I repeat once again that this is a Pythagorean approach. The ancient Greeks believed that the universe was a kind of immense musical composition, ordered according to laws that could be deciphered through mathematics. Through mathematical and technological tools we can listen to this “musica universalis". As you know, this is also the thought of Xenakis that I feel very close to me.
Tools For Sonification
Despite the fascinating nature of Giorgio Sancristoforo's experiments, by no means we would advise you to try them at home, as working with radiation requires a very specific set of skills and knowledge. However, if this article inspires you to dive deeper into the realm of sonification there are some tools that we can recommend to start with, and as our world is full of wonders there is no shortage of things to be explored in this manner.
We all know that computers are great at processing huge amounts of data, so it only makes sense to start our list of recommendations with software like Max/MSP or Pure Data. Both are equally valid solutions, although it has to be noted that being a commercial software, Max offers a much better support and all-in-all smoother interface to work with. The kinds of data that you can sonify with these software is seemingly endless, and works well with things pulled directly from the world wide web and external world by means of sensors and microcontrollers.
If programming doesn't resonate with you, there are many ways to explore this field more intuitively with dedicated hardware. For example, Soma Laborotory's Ether is a very sensitive pocket-sized battery-powered device that picks up electro-magnetic fields and high-frequency radiation. You can simply connect headphones to it, and point it at things around you. Add a field recorder in the mix to capture the amazing world of hidden noises around us.
Koma Elektronik's Field Kit is also a great device for sonification as it features dedicated analog and digital sensor interfaces. The beauty of this is that you can use a variety of sensors with it, turning things like air humidity, temperature, amount of light, distance between objects, skin moisture and other data into control voltage and gate/trigger signals.

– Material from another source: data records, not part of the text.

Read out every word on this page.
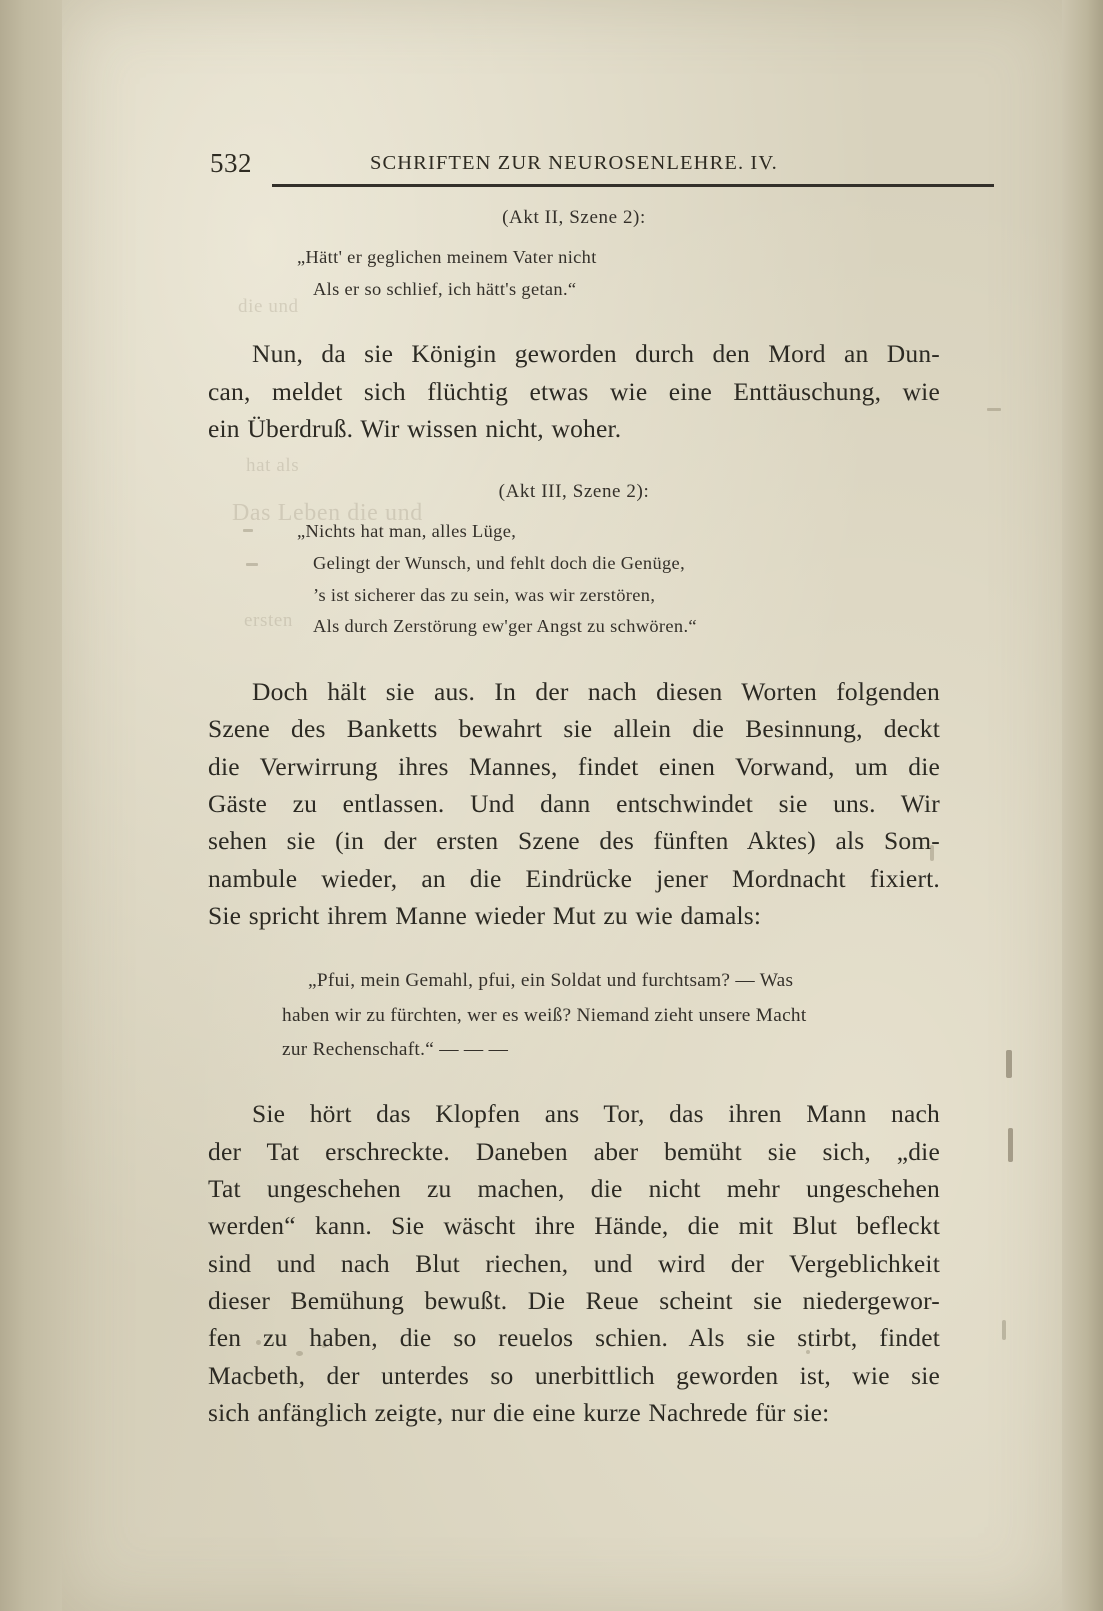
die und
Das Leben die und
hat als
ersten
532	SCHRIFTEN ZUR NEUROSENLEHRE. IV.

(Akt II, Szene 2):

„Hätt' er geglichen meinem Vater nicht
Als er so schlief, ich hätt's getan.“
Nun, da sie Königin geworden durch den Mord an Dun-
can, meldet sich flüchtig etwas wie eine Enttäuschung, wie
ein Überdruß. Wir wissen nicht, woher.

(Akt III, Szene 2):

„Nichts hat man, alles Lüge,
Gelingt der Wunsch, und fehlt doch die Genüge,
’s ist sicherer das zu sein, was wir zerstören,
Als durch Zerstörung ew'ger Angst zu schwören.“
Doch hält sie aus. In der nach diesen Worten folgenden
Szene des Banketts bewahrt sie allein die Besinnung, deckt
die Verwirrung ihres Mannes, findet einen Vorwand, um die
Gäste zu entlassen. Und dann entschwindet sie uns. Wir
sehen sie (in der ersten Szene des fünften Aktes) als Som-
nambule wieder, an die Eindrücke jener Mordnacht fixiert.
Sie spricht ihrem Manne wieder Mut zu wie damals:
„Pfui, mein Gemahl, pfui, ein Soldat und furchtsam? — Was
haben wir zu fürchten, wer es weiß? Niemand zieht unsere Macht
zur Rechenschaft.“ — — —
Sie hört das Klopfen ans Tor, das ihren Mann nach
der Tat erschreckte. Daneben aber bemüht sie sich, „die
Tat ungeschehen zu machen, die nicht mehr ungeschehen
werden“ kann. Sie wäscht ihre Hände, die mit Blut befleckt
sind und nach Blut riechen, und wird der Vergeblichkeit
dieser Bemühung bewußt. Die Reue scheint sie niedergewor-
fen zu haben, die so reuelos schien. Als sie stirbt, findet
Macbeth, der unterdes so unerbittlich geworden ist, wie sie
sich anfänglich zeigte, nur die eine kurze Nachrede für sie:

There are a few modules in the Eurorack format that would also be very helpful and fun in your quest for sonifying the environment. Instruo's Scion allows you to accept plants, pets, and other organic matter as your band members. The module translates biometric data into control voltage signals, and it has a few interesting tricks up its sleeve to make the output very usable in a musical context.
For those who want to look more inward, Soundmachines offer the Brain Interface in both modular and standalone form. The unit is designed to pair with the NeuroSky MindWave EEG headset, and it converts eight brainwave frequency bands into control voltage signals and MIDI data. So instead of playing music, you can just be and the music will follow.
Sancristoforo's Radiotone certainly is a fascinating instrument, and we hope that it inspired you to find your own way to listen to and understand the world around us. In a culture that is predominantly visual, this project is a great reminder of how powerful sound and music can be in the quest of discovering meaning in what often seems to be chaos.